この話が “机上の理想” ではなくなってきた象徴的な事例として、 Visaが米国で、USDCによる清算(settlement)を本格導入 する、というものがあります。(米Visaがステーブルコイン本格導入 金融機関の資金移動に革新 - Impress Watch)
当社のようにカード会社としての性質を持つ金融機関は、決済利用額をVisaに対して清算(送金支払い)していますが、通常は米ドルや日本円で行います。この送金において米国では正式にUSDC(ステーブルコイン)を受け付けるというものです。
ここで起きているのは、ステーブルコインが「国際送金を便利にする道具」から一段進み、 決済ネットワークの “清算レイヤー” に入ってきた ということです。

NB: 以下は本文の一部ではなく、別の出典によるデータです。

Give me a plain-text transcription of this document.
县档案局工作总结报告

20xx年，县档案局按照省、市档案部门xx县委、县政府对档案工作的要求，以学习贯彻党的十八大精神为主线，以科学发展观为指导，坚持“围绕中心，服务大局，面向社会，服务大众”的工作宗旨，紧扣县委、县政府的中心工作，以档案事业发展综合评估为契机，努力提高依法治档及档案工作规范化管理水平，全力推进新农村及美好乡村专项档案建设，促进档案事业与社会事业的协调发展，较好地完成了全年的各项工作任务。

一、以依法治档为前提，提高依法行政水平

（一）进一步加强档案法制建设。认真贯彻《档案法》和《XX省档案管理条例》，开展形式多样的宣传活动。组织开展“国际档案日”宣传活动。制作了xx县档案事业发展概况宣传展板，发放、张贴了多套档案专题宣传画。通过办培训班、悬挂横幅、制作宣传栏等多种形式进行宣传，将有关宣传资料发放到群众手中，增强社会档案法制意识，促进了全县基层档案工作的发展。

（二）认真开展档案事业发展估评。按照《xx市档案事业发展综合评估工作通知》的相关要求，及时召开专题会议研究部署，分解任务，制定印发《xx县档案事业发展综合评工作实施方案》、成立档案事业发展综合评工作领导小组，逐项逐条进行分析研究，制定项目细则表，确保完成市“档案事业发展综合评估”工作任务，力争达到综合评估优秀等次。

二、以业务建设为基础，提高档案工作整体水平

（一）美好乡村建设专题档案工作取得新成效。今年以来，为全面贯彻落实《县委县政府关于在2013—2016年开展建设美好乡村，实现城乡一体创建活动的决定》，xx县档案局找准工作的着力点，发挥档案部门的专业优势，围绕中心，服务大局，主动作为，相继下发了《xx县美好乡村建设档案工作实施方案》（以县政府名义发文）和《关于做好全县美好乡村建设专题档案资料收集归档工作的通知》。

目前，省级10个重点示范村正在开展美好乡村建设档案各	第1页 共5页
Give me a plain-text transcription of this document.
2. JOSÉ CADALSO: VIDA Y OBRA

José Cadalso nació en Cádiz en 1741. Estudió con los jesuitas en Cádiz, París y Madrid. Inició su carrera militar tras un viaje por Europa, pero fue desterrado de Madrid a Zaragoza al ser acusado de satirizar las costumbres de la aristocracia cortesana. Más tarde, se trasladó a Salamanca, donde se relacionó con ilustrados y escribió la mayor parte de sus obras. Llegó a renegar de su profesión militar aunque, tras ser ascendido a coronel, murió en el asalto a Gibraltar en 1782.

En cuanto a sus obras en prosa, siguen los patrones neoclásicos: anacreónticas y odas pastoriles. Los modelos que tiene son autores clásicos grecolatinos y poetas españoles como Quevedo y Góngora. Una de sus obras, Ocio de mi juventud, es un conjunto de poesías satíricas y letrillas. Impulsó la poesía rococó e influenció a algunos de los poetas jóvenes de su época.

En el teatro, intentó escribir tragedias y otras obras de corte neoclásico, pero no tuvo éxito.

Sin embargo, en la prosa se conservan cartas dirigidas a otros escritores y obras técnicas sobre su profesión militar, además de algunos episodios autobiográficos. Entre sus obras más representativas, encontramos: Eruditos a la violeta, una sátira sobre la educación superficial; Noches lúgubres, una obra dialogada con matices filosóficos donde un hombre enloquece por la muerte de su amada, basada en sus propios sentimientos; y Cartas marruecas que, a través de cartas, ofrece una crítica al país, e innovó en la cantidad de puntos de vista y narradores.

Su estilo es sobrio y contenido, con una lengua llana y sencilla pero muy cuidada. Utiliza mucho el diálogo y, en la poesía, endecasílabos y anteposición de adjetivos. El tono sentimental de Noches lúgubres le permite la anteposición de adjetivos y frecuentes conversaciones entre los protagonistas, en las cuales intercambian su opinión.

現時点では、消費者には変化として伝わりづらい部分が多いのですが、確実に事業者における価値移動の柔軟性は飛躍的に高まると思われ、巡り巡ってこのインパクトは利用者である消費者へも体験的にも経済的にも還元されていくものと考えています。
Kyash はステーブルコイン発行しないの?
先日JPYC社が資金移動業の登録が完了し、日本円として初のステーブルコインの発行が始まるという、業界にとっても大変明るく喜ばしい出来事がありました。同じく資金移動業を保有する当社に対して社内外からステーブルコインの発行予定について聞かれることがあります。
現時点では、短期的にステーブルコインの発行者を目指すのではなく、今まで Kyash が現金とキャッシュレスの橋渡しの役割を努めてきているように、今後はキャッシュレス(フィアット)とニューワールド(ステーブルコインやCrypto)の橋渡しにも貢献できるよう、当社のウォレット事業で様々な取り組みを検討・推進しています。また、ステーブルコインは、当社のBtoB事業で提供している法人送金サービスとも親和性が高いと感じています。
振り返りと展望
今年は、事業の収益改善に一定の目処が立ち、改めて来年からの原点回帰とグロースに向けた足場固めを進めることができた年でした。

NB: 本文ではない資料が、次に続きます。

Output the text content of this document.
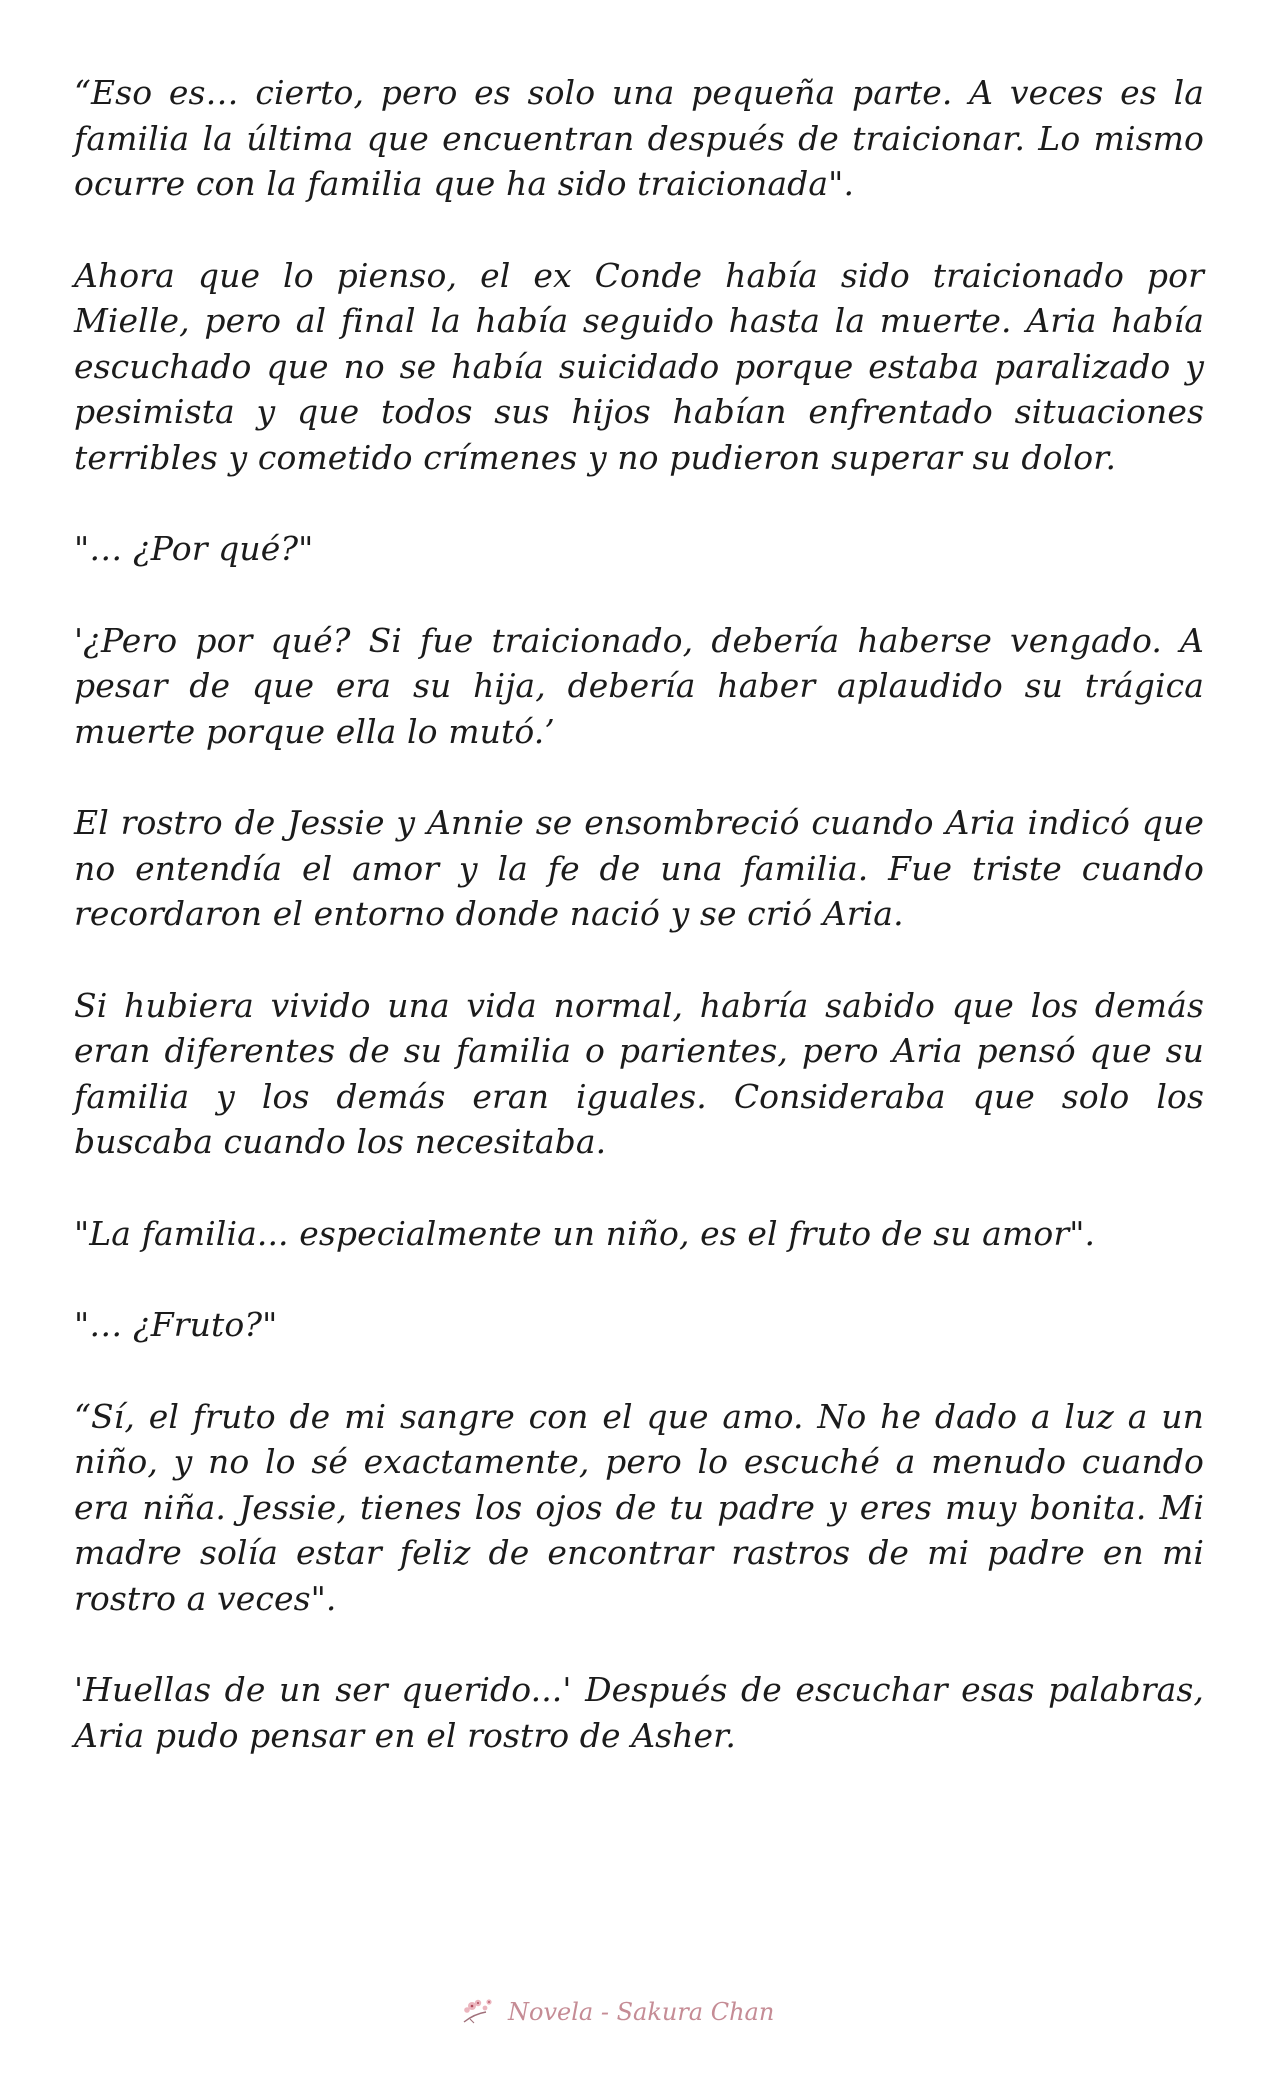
“Eso es… cierto, pero es solo una pequeña parte. A veces es la familia la última que encuentran después de traicionar. Lo mismo ocurre con la familia que ha sido traicionada".

Ahora que lo pienso, el ex Conde había sido traicionado por Mielle, pero al final la había seguido hasta la muerte. Aria había escuchado que no se había suicidado porque estaba paralizado y pesimista y que todos sus hijos habían enfrentado situaciones terribles y cometido crímenes y no pudieron superar su dolor.

"… ¿Por qué?"

'¿Pero por qué? Si fue traicionado, debería haberse vengado. A pesar de que era su hija, debería haber aplaudido su trágica muerte porque ella lo mutó.’

El rostro de Jessie y Annie se ensombreció cuando Aria indicó que no entendía el amor y la fe de una familia. Fue triste cuando recordaron el entorno donde nació y se crió Aria.

Si hubiera vivido una vida normal, habría sabido que los demás eran diferentes de su familia o parientes, pero Aria pensó que su familia y los demás eran iguales. Consideraba que solo los buscaba cuando los necesitaba.

"La familia... especialmente un niño, es el fruto de su amor".

"… ¿Fruto?"

“Sí, el fruto de mi sangre con el que amo. No he dado a luz a un niño, y no lo sé exactamente, pero lo escuché a menudo cuando era niña. Jessie, tienes los ojos de tu padre y eres muy bonita. Mi madre solía estar feliz de encontrar rastros de mi padre en mi rostro a veces".

'Huellas de un ser querido...' Después de escuchar esas palabras, Aria pudo pensar en el rostro de Asher.

Novela - Sakura Chan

個人的には、活躍目覚ましいメンバーやインターンから Kyash で奮闘を続ける PM が事業責任者に昇格するなど、大きな喜びと感謝を感じつつ自身の役割を再認識しながら背筋を伸ばす思いでおります。過去に力を貸してくれた Kyash 卒業生が再び入社して活躍してもらうケースもあり、縁と巡り合わせにも感謝です。
来年は、経営陣やマネジメントと想いを一つにして、組織全体の体温をさらに上げていきたいと思います。良いサービスは、良いチームから。
本年も、大変お世話になりました。 来年も Kyash をどうぞよろしくお願いいたします。どうぞ素敵な新年をお迎えください!!